Una deposizione definita “genuina” dal collegio in quanto il teste è estraneo al contesto del processo Di Giorgio e, al tempo stesso, “in stridente contrasto” con quelle di Argentino e Petrucci i quali, malgrado l’avvertimento del presidente del collegio su possibili responsabilità penali che potevano emergere dalle loro dichiarazioni, hanno negato di aver ricevuto il capitano Stifanelli e di aver acquisito la relazione. “Può ipotizzarsi un comune interesse a coprire, forse, la loro responsabilità, per avere omesso di formalizzare e inoltrare la denuncia di D’Artizio e Stifanelli. Verosimilmente perché essa coinvolgeva pesantemente il loro collega e amico Di Giorgio“. Altrimenti, sono sempre le motivazioni della sentenza, non si spiega la ragione per la quale, dopo tre anni, nel 2006, dopo aver appreso delle dichiarazioni rese da Stifanelli, Petrucci ha chiesto una relazione ad Argentino che l’ha fornita.
“I dottori Petrucci e Argentino, a parere del collegio, hanno così tentato di creare una copertura reciproca, formalizzando a “futura memoria” le rispettive posizioni in un atto scritto che non riportava però fedelmente i fatti accaduti”. Un rimedio peggiore del male, stando alle conclusioni dei giudici.
Durante la testimonianza, Argentino ha dichiarato di aver incontrato due marescialli dei quali non ricordava il nome ma non il capitano Stifanelli e ha sostenuto che non gli fu fatto il nome della fonte, non gli fu riferito del possibile coinvolgimento di Di Giorgio e non gli fu consegnata alcuna relazione. Anche sul contenuto dell’incontro la sua deposizione stride con quella dei testi ritenuti attendibili, D’Artizio e Stifanelli, è scritto nella sentenza, “non è credibile“.

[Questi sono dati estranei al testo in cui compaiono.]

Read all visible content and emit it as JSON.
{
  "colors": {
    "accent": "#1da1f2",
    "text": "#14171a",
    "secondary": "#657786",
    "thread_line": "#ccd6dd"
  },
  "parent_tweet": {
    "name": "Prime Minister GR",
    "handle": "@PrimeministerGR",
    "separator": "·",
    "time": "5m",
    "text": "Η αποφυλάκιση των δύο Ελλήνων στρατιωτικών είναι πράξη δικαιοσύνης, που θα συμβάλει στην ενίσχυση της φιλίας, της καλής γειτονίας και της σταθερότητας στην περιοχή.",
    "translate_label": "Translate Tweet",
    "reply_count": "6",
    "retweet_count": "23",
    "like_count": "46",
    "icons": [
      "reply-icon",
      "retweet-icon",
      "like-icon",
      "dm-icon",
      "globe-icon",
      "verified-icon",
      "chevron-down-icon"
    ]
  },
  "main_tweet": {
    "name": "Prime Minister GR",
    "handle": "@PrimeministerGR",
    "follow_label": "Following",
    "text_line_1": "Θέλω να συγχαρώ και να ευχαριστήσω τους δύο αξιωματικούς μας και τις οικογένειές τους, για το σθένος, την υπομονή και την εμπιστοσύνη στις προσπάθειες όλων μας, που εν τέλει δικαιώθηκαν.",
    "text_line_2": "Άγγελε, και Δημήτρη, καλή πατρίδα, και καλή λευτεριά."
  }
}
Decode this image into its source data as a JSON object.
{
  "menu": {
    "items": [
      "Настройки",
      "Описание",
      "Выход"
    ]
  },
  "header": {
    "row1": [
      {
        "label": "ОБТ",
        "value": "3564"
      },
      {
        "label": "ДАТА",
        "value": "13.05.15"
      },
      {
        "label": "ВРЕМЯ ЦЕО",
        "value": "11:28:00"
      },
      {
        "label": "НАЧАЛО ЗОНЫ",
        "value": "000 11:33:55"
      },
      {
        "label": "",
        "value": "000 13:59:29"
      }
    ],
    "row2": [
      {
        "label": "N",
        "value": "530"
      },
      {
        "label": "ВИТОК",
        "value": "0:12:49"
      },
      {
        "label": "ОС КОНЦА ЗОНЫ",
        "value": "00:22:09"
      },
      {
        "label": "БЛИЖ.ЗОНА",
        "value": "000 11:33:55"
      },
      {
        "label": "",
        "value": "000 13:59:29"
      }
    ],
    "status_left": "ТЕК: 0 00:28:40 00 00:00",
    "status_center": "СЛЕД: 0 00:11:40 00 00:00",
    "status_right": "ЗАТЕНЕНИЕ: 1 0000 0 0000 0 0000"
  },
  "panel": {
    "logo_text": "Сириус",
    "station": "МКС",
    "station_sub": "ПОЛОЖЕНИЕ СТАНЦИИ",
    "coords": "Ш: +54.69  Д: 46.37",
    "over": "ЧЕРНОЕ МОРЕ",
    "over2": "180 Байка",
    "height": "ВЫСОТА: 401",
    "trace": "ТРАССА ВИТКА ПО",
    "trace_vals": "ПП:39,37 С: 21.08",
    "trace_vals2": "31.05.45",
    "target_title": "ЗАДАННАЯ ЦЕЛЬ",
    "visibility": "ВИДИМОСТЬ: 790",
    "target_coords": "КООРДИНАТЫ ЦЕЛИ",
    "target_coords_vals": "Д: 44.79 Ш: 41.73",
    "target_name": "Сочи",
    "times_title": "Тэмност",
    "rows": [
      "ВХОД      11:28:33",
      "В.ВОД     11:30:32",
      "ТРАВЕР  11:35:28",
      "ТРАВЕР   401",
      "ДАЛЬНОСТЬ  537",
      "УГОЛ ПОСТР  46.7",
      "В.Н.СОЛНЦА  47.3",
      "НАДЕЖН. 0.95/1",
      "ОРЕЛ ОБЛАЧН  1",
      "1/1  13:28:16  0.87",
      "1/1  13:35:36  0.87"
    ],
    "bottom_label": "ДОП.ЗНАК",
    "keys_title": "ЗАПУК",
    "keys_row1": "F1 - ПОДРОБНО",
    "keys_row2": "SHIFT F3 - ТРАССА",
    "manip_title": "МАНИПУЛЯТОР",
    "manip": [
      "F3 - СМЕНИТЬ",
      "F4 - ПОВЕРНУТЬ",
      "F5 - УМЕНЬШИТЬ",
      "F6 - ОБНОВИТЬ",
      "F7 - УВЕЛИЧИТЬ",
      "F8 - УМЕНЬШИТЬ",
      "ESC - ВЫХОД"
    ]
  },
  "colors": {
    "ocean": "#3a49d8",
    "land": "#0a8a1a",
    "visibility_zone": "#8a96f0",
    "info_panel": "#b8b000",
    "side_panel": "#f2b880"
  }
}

La relazione di servizio dei Carabinieri, si legge nella sentenza, avrebbe dovuto essere trasmessa a Potenza dal procuratore Petrucci ma ciò non avvenne mai. Anzi, il capitano Stifanelli rischiò di essere perseguito sotto il profilo disciplinare per una nota di censura inviata dalla Procura al comando provinciale. Riuscì ad evitare provvedimenti soltanto perché non più in servizio in Puglia.
Quei fatti sono datati e le presunte responsabilità dei magistrati non sono più perseguibili per via della prescrizione. Quella stessa prescrizione prevista dal Codice, ed osteggiata dalla Magistratura. Nel frattempo, il processo a carico di Di Giorgio ed altri imputati è approdato in appello.